Companies with boards of directors with five members must have two female directors by the close of 2021; and three female directors if the board includes six or more members.

The bill would also require the secretary of state to publish reports documenting compliance, and violators will potentially face fines, with a first violation starting at $100,000.

Opponents of the bill have argued that a gender quota could violate the U.S. and state constitutions because it could put companies in a position of turning down a male board candidate solely because of his sex.

In a letter to lawmakers earlier this year, the state’s Chamber of Commerce agreed with the intent of the bill, which is to create more diversity on corporate boards, but disagreed with the mandate.

“Many of our companies are making significant efforts to address and improve diversity in the workforce by focusing on their hiring practices, training, promotion, retention, etc. Our companies are not focused on only one particular classification, but rather all classifications. We believe this comprehensive approach is more productive in addressing diversity than a mandated quota that only focuses on one aspect of diversity,” the Chamber wrote.

Authors of the legislation contend the move will boost California’s economy and improve opportunities for women in the workplace.

California in 2013 became the first state to adopt a resolution calling for more female representation on corporate boards of directors, and five other states have followed suit, according to the bill.

A 2017 report by Board Governance Research LLC found that one-fourth of California’s public companies in the Russell 3000 index have no women on their boards. For the rest, women only hold 15.5 percent of board seats.

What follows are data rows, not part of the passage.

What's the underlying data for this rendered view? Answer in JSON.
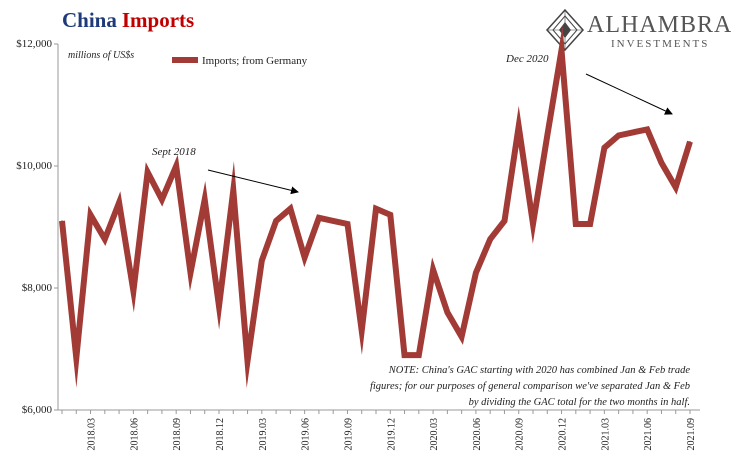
{
  "header": {
    "title_part1": "China",
    "title_part2": "Imports",
    "logo_name": "ALHAMBRA",
    "logo_sub": "INVESTMENTS"
  },
  "chart_data": {
    "type": "line",
    "title": "China Imports",
    "ylabel": "millions of US$s",
    "xlabel": "",
    "ylim": [
      6000,
      12000
    ],
    "yticks": [
      6000,
      8000,
      10000,
      12000
    ],
    "ytick_labels": [
      "$6,000",
      "$8,000",
      "$10,000",
      "$12,000"
    ],
    "xtick_labels": [
      "2018.03",
      "2018.06",
      "2018.09",
      "2018.12",
      "2019.03",
      "2019.06",
      "2019.09",
      "2019.12",
      "2020.03",
      "2020.06",
      "2020.09",
      "2020.12",
      "2021.03",
      "2021.06",
      "2021.09"
    ],
    "x": [
      "2018.01",
      "2018.02",
      "2018.03",
      "2018.04",
      "2018.05",
      "2018.06",
      "2018.07",
      "2018.08",
      "2018.09",
      "2018.10",
      "2018.11",
      "2018.12",
      "2019.01",
      "2019.02",
      "2019.03",
      "2019.04",
      "2019.05",
      "2019.06",
      "2019.07",
      "2019.08",
      "2019.09",
      "2019.10",
      "2019.11",
      "2019.12",
      "2020.01",
      "2020.02",
      "2020.03",
      "2020.04",
      "2020.05",
      "2020.06",
      "2020.07",
      "2020.08",
      "2020.09",
      "2020.10",
      "2020.11",
      "2020.12",
      "2021.01",
      "2021.02",
      "2021.03",
      "2021.04",
      "2021.05",
      "2021.06",
      "2021.07",
      "2021.08",
      "2021.09"
    ],
    "series": [
      {
        "name": "Imports; from Germany",
        "color": "#a23a36",
        "values": [
          9100,
          6850,
          9200,
          8800,
          9400,
          7950,
          9900,
          9450,
          10000,
          8250,
          9450,
          7700,
          9600,
          6800,
          8450,
          9100,
          9300,
          8500,
          9150,
          9100,
          9050,
          7300,
          9300,
          9200,
          6900,
          6900,
          8300,
          7600,
          7200,
          8250,
          8800,
          9100,
          10650,
          9050,
          10500,
          11900,
          9050,
          9050,
          10300,
          10500,
          10550,
          10600,
          10050,
          9650,
          10400
        ]
      }
    ],
    "legend": "top-left",
    "annotations": [
      {
        "text": "Sept 2018"
      },
      {
        "text": "Dec 2020"
      },
      {
        "text": "NOTE: China's GAC starting with 2020 has combined Jan & Feb trade"
      },
      {
        "text": "figures; for our purposes of general comparison we've separated Jan & Feb"
      },
      {
        "text": "by dividing the GAC total for the two months in half."
      }
    ]
  }
}
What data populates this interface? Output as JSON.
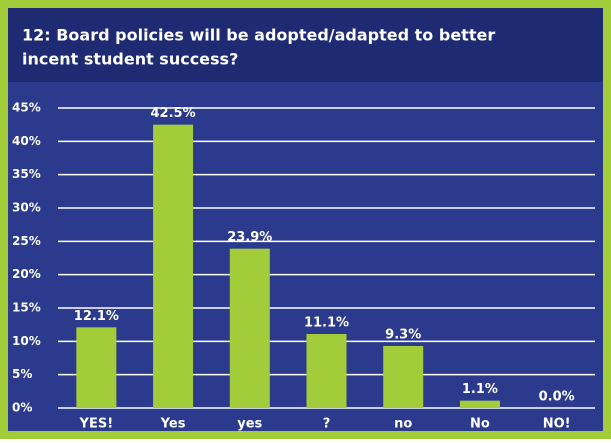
{
  "chart_data": {
    "type": "bar",
    "title": [
      "12: Board policies will be adopted/adapted to better",
      "incent student success?"
    ],
    "categories": [
      "YES!",
      "Yes",
      "yes",
      "?",
      "no",
      "No",
      "NO!"
    ],
    "values": [
      12.1,
      42.5,
      23.9,
      11.1,
      9.3,
      1.1,
      0.0
    ],
    "value_labels": [
      "12.1%",
      "42.5%",
      "23.9%",
      "11.1%",
      "9.3%",
      "1.1%",
      "0.0%"
    ],
    "color": "#a3cc3a",
    "ylim": [
      0,
      45
    ],
    "yticks": [
      {
        "value": 0,
        "label": "0%"
      },
      {
        "value": 5,
        "label": "5%"
      },
      {
        "value": 10,
        "label": "10%"
      },
      {
        "value": 15,
        "label": "15%"
      },
      {
        "value": 20,
        "label": "20%"
      },
      {
        "value": 25,
        "label": "25%"
      },
      {
        "value": 30,
        "label": "30%"
      },
      {
        "value": 35,
        "label": "35%"
      },
      {
        "value": 40,
        "label": "40%"
      },
      {
        "value": 45,
        "label": "45%"
      }
    ],
    "grid": true
  }
}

The legislation also cites a number of reports indicating that publicly held companies perform better when there are women fairly represented in the boardroom.

Research by Credit Suisse, for example, looking at more than 2,000 companies worldwide found that those with women on the board outperformed comparable businesses with all-male boards by 26 percent on key metrics, including stock performance.

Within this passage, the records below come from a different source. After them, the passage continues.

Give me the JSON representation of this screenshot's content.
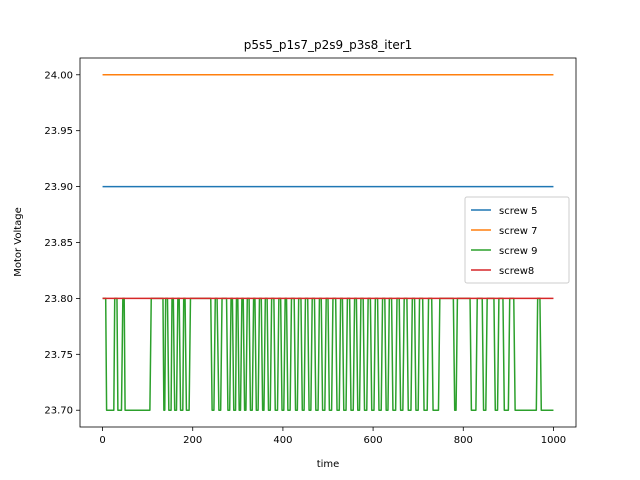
{
  "chart_data": {
    "type": "line",
    "title": "p5s5_p1s7_p2s9_p3s8_iter1",
    "xlabel": "time",
    "ylabel": "Motor Voltage",
    "xlim": [
      -50,
      1050
    ],
    "ylim": [
      23.685,
      24.015
    ],
    "x_ticks": [
      0,
      200,
      400,
      600,
      800,
      1000
    ],
    "y_ticks": [
      23.7,
      23.75,
      23.8,
      23.85,
      23.9,
      23.95,
      24.0
    ],
    "x_tick_labels": [
      "0",
      "200",
      "400",
      "600",
      "800",
      "1000"
    ],
    "y_tick_labels": [
      "23.70",
      "23.75",
      "23.80",
      "23.85",
      "23.90",
      "23.95",
      "24.00"
    ],
    "grid": false,
    "legend_placement": "center-right",
    "series": [
      {
        "name": "screw 5",
        "color": "#1f77b4",
        "x": [
          0,
          1000
        ],
        "y": [
          23.9,
          23.9
        ]
      },
      {
        "name": "screw 7",
        "color": "#ff7f0e",
        "x": [
          0,
          1000
        ],
        "y": [
          24.0,
          24.0
        ]
      },
      {
        "name": "screw 9",
        "color": "#2ca02c",
        "x": [
          0,
          7,
          9,
          25,
          27,
          32,
          34,
          42,
          45,
          48,
          50,
          105,
          108,
          134,
          136,
          138,
          140,
          144,
          147,
          152,
          154,
          157,
          160,
          164,
          167,
          170,
          173,
          178,
          180,
          183,
          186,
          192,
          195,
          240,
          243,
          247,
          250,
          254,
          258,
          262,
          265,
          275,
          278,
          282,
          285,
          288,
          291,
          295,
          297,
          300,
          303,
          306,
          309,
          312,
          315,
          318,
          321,
          325,
          328,
          332,
          335,
          338,
          341,
          345,
          348,
          352,
          355,
          358,
          361,
          365,
          368,
          372,
          375,
          380,
          383,
          388,
          391,
          395,
          398,
          402,
          405,
          408,
          411,
          416,
          419,
          425,
          428,
          432,
          435,
          440,
          443,
          447,
          450,
          455,
          458,
          462,
          465,
          470,
          473,
          478,
          481,
          485,
          488,
          493,
          496,
          500,
          503,
          508,
          511,
          517,
          520,
          525,
          528,
          532,
          535,
          540,
          543,
          548,
          551,
          556,
          559,
          563,
          566,
          570,
          573,
          578,
          581,
          586,
          589,
          594,
          597,
          602,
          605,
          610,
          613,
          618,
          621,
          626,
          629,
          633,
          636,
          641,
          644,
          650,
          653,
          658,
          661,
          666,
          669,
          675,
          678,
          684,
          687,
          692,
          695,
          700,
          703,
          710,
          713,
          720,
          723,
          730,
          733,
          745,
          748,
          778,
          781,
          784,
          787,
          815,
          818,
          828,
          831,
          842,
          845,
          850,
          853,
          868,
          871,
          876,
          879,
          888,
          891,
          900,
          903,
          912,
          915,
          962,
          965,
          970,
          973,
          1000
        ],
        "y": [
          23.8,
          23.8,
          23.7,
          23.7,
          23.8,
          23.8,
          23.7,
          23.7,
          23.8,
          23.8,
          23.7,
          23.7,
          23.8,
          23.8,
          23.7,
          23.7,
          23.8,
          23.8,
          23.7,
          23.7,
          23.8,
          23.8,
          23.7,
          23.7,
          23.8,
          23.8,
          23.7,
          23.7,
          23.8,
          23.8,
          23.7,
          23.7,
          23.8,
          23.8,
          23.7,
          23.7,
          23.8,
          23.8,
          23.7,
          23.7,
          23.8,
          23.8,
          23.7,
          23.7,
          23.8,
          23.8,
          23.7,
          23.7,
          23.8,
          23.8,
          23.7,
          23.7,
          23.8,
          23.8,
          23.7,
          23.7,
          23.8,
          23.8,
          23.7,
          23.7,
          23.8,
          23.8,
          23.7,
          23.7,
          23.8,
          23.8,
          23.7,
          23.7,
          23.8,
          23.8,
          23.7,
          23.7,
          23.8,
          23.8,
          23.7,
          23.7,
          23.8,
          23.8,
          23.7,
          23.7,
          23.8,
          23.8,
          23.7,
          23.7,
          23.8,
          23.8,
          23.7,
          23.7,
          23.8,
          23.8,
          23.7,
          23.7,
          23.8,
          23.8,
          23.7,
          23.7,
          23.8,
          23.8,
          23.7,
          23.7,
          23.8,
          23.8,
          23.7,
          23.7,
          23.8,
          23.8,
          23.7,
          23.7,
          23.8,
          23.8,
          23.7,
          23.7,
          23.8,
          23.8,
          23.7,
          23.7,
          23.8,
          23.8,
          23.7,
          23.7,
          23.8,
          23.8,
          23.7,
          23.7,
          23.8,
          23.8,
          23.7,
          23.7,
          23.8,
          23.8,
          23.7,
          23.7,
          23.8,
          23.8,
          23.7,
          23.7,
          23.8,
          23.8,
          23.7,
          23.7,
          23.8,
          23.8,
          23.7,
          23.7,
          23.8,
          23.8,
          23.7,
          23.7,
          23.8,
          23.8,
          23.7,
          23.7,
          23.8,
          23.8,
          23.7,
          23.7,
          23.8,
          23.8,
          23.7,
          23.7,
          23.8,
          23.8,
          23.7,
          23.7,
          23.8,
          23.8,
          23.7,
          23.7,
          23.8,
          23.8,
          23.7,
          23.7,
          23.8,
          23.8,
          23.7,
          23.7,
          23.8,
          23.8,
          23.7,
          23.7,
          23.8,
          23.8,
          23.7,
          23.7,
          23.8,
          23.8,
          23.7,
          23.7,
          23.8,
          23.8,
          23.7,
          23.7
        ]
      },
      {
        "name": "screw8",
        "color": "#d62728",
        "x": [
          0,
          1000
        ],
        "y": [
          23.8,
          23.8
        ]
      }
    ]
  }
}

Of publicly traded restaurant companies in California, Jack in the Box Inc. would meet the proposed mandate’s standards currently. The San Diego-based company has three women on its nine-member board, including Sharon John, CEO of Build-A-Bear Workshop Inc.; Madeleine Kleiner, a former Hilton Hotels Corp. executive; and Vivien Yeung, general manager, venture at Lululemon Athletica Inc.

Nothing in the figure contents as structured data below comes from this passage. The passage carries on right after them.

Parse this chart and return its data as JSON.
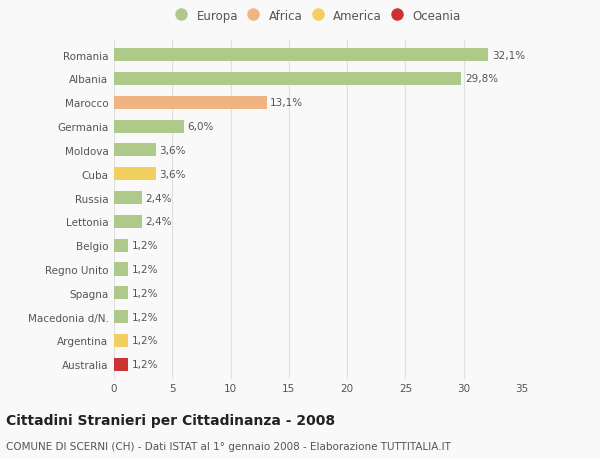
{
  "countries": [
    "Romania",
    "Albania",
    "Marocco",
    "Germania",
    "Moldova",
    "Cuba",
    "Russia",
    "Lettonia",
    "Belgio",
    "Regno Unito",
    "Spagna",
    "Macedonia d/N.",
    "Argentina",
    "Australia"
  ],
  "values": [
    32.1,
    29.8,
    13.1,
    6.0,
    3.6,
    3.6,
    2.4,
    2.4,
    1.2,
    1.2,
    1.2,
    1.2,
    1.2,
    1.2
  ],
  "labels": [
    "32,1%",
    "29,8%",
    "13,1%",
    "6,0%",
    "3,6%",
    "3,6%",
    "2,4%",
    "2,4%",
    "1,2%",
    "1,2%",
    "1,2%",
    "1,2%",
    "1,2%",
    "1,2%"
  ],
  "continents": [
    "Europa",
    "Europa",
    "Africa",
    "Europa",
    "Europa",
    "America",
    "Europa",
    "Europa",
    "Europa",
    "Europa",
    "Europa",
    "Europa",
    "America",
    "Oceania"
  ],
  "colors": {
    "Europa": "#aec98a",
    "Africa": "#f0b482",
    "America": "#f2d060",
    "Oceania": "#cc3333"
  },
  "legend_order": [
    "Europa",
    "Africa",
    "America",
    "Oceania"
  ],
  "xlim": [
    0,
    35
  ],
  "xticks": [
    0,
    5,
    10,
    15,
    20,
    25,
    30,
    35
  ],
  "title": "Cittadini Stranieri per Cittadinanza - 2008",
  "subtitle": "COMUNE DI SCERNI (CH) - Dati ISTAT al 1° gennaio 2008 - Elaborazione TUTTITALIA.IT",
  "bg_color": "#f9f9f9",
  "plot_bg_color": "#f9f9f9",
  "grid_color": "#e0e0e0",
  "bar_height": 0.55,
  "title_fontsize": 10,
  "subtitle_fontsize": 7.5,
  "tick_fontsize": 7.5,
  "label_fontsize": 7.5,
  "legend_fontsize": 8.5
}
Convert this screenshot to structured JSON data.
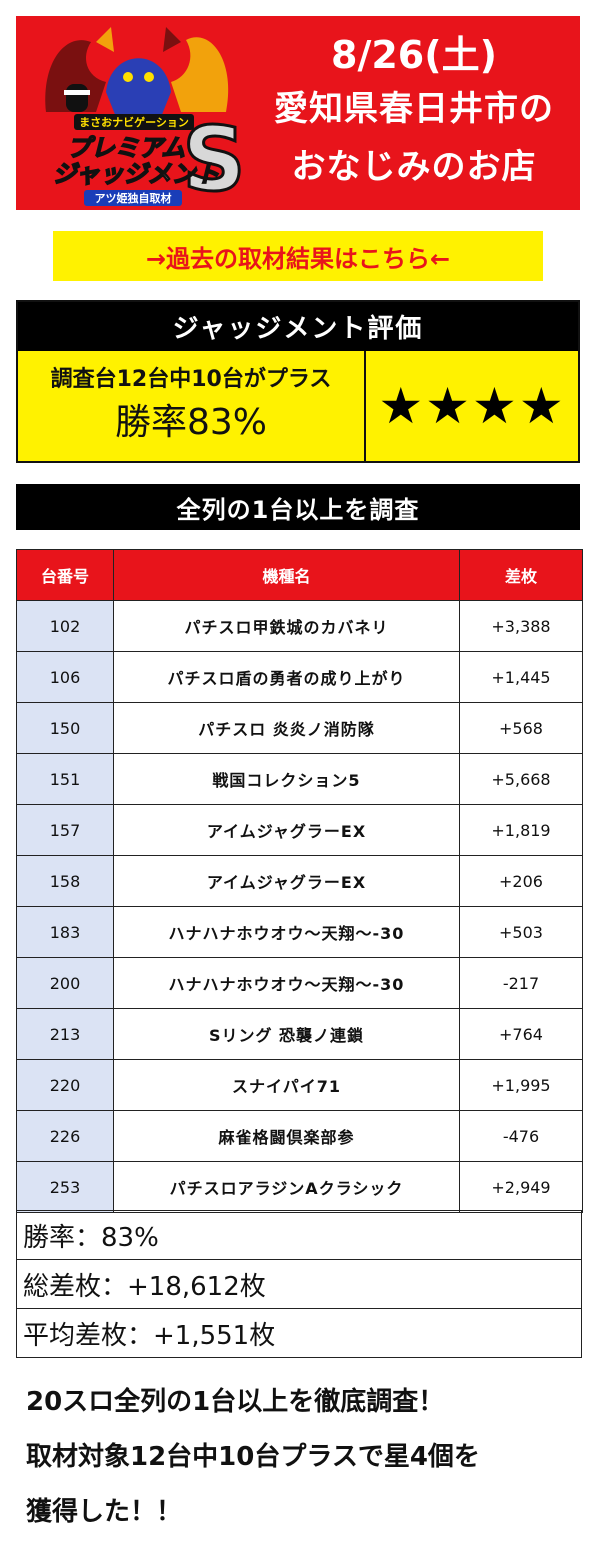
{
  "banner": {
    "logo": {
      "subtitle": "まさおナビゲーション",
      "title_top": "プレミアム",
      "title_bottom": "ジャッジメント",
      "ribbon": "アツ姫独自取材",
      "letter": "S"
    },
    "date": "8/26(土)",
    "line1": "愛知県春日井市の",
    "line2": "おなじみのお店"
  },
  "link_label": "→過去の取材結果はこちら←",
  "judgment": {
    "header": "ジャッジメント評価",
    "condition": "調査台12台中10台がプラス",
    "win_rate": "勝率83%",
    "stars": "★★★★"
  },
  "scope": "全列の1台以上を調査",
  "table": {
    "headers": [
      "台番号",
      "機種名",
      "差枚"
    ],
    "rows": [
      {
        "no": "102",
        "name": "パチスロ甲鉄城のカバネリ",
        "diff": "+3,388"
      },
      {
        "no": "106",
        "name": "パチスロ盾の勇者の成り上がり",
        "diff": "+1,445"
      },
      {
        "no": "150",
        "name": "パチスロ 炎炎ノ消防隊",
        "diff": "+568"
      },
      {
        "no": "151",
        "name": "戦国コレクション5",
        "diff": "+5,668"
      },
      {
        "no": "157",
        "name": "アイムジャグラーEX",
        "diff": "+1,819"
      },
      {
        "no": "158",
        "name": "アイムジャグラーEX",
        "diff": "+206"
      },
      {
        "no": "183",
        "name": "ハナハナホウオウ～天翔～‐30",
        "diff": "+503"
      },
      {
        "no": "200",
        "name": "ハナハナホウオウ～天翔～‐30",
        "diff": "-217"
      },
      {
        "no": "213",
        "name": "Sリング 恐襲ノ連鎖",
        "diff": "+764"
      },
      {
        "no": "220",
        "name": "スナイパイ71",
        "diff": "+1,995"
      },
      {
        "no": "226",
        "name": "麻雀格闘倶楽部参",
        "diff": "-476"
      },
      {
        "no": "253",
        "name": "パチスロアラジンAクラシック",
        "diff": "+2,949"
      }
    ]
  },
  "summary": {
    "win_rate": "勝率：83%",
    "total_diff": "総差枚：+18,612枚",
    "avg_diff": "平均差枚：+1,551枚"
  },
  "footer": {
    "line1": "20スロ全列の1台以上を徹底調査！",
    "line2": "取材対象12台中10台プラスで星4個を",
    "line3": "獲得した！！"
  },
  "colors": {
    "banner_red": "#e8141b",
    "link_yellow": "#fff200",
    "number_cell": "#dbe3f4"
  }
}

Most publicly traded restaurant companies based in California, however, currently fall short of the bill’s mandate, at least according to listings of their board members on company websites.

The Habit Restaurants Inc., based in Irvine, Calif., has an all-male seven-member board, for example.

Russ Bendel, Habit’s CEO and president, noted that the company has hired a search firm that specializes in board members to add a “high-quality individual” to the current board.

The Cheesecake Factory Inc., based in Calabasas Hills, Calif., has a seven-member board with one female director: Edie Ames, CEO of The Pie Hole chain in Los Angeles.

Dine Brands Global, the Glendale, Calif.-based parent to the Applebee’s and IHOP chains, has a nine-member board with two women: Caroline Nahas, vice chair of Korn/Ferry International; and Lilian Tomovich, chief experience officer and chief marketing officer for MGM Resorts International.

The eight-member board at BJ’s Restaurants, based in Huntington Beach, Calif., includes one woman: Lea Anne Ottinger, managing partner for LMR Advisors.

Eileen Aptman, chief investment officer for Belfer Management LLC, is the sole female on Del Taco’s seven-member board. Del Taco is based in Lake Forest, Calif.

Costa Mesa, Calif.-based El Pollo Loco Inc.’s nine-member board includes one woman: Lili Lynton, co-founder and operating partner of The Dinex Group.

Chipotle Mexican Grill Inc., which has already endured a board shakeup at the hands of activist investors in recent years, is moving its corporate headquarters to Newport Beach, Calif. by the end of this year. Chipotle has a nine-member board that includes one woman: Robin Hickenlooper, senior vice president of corporate development at Liberty Media and the wife of Colorado Gov. John Hickenlooper.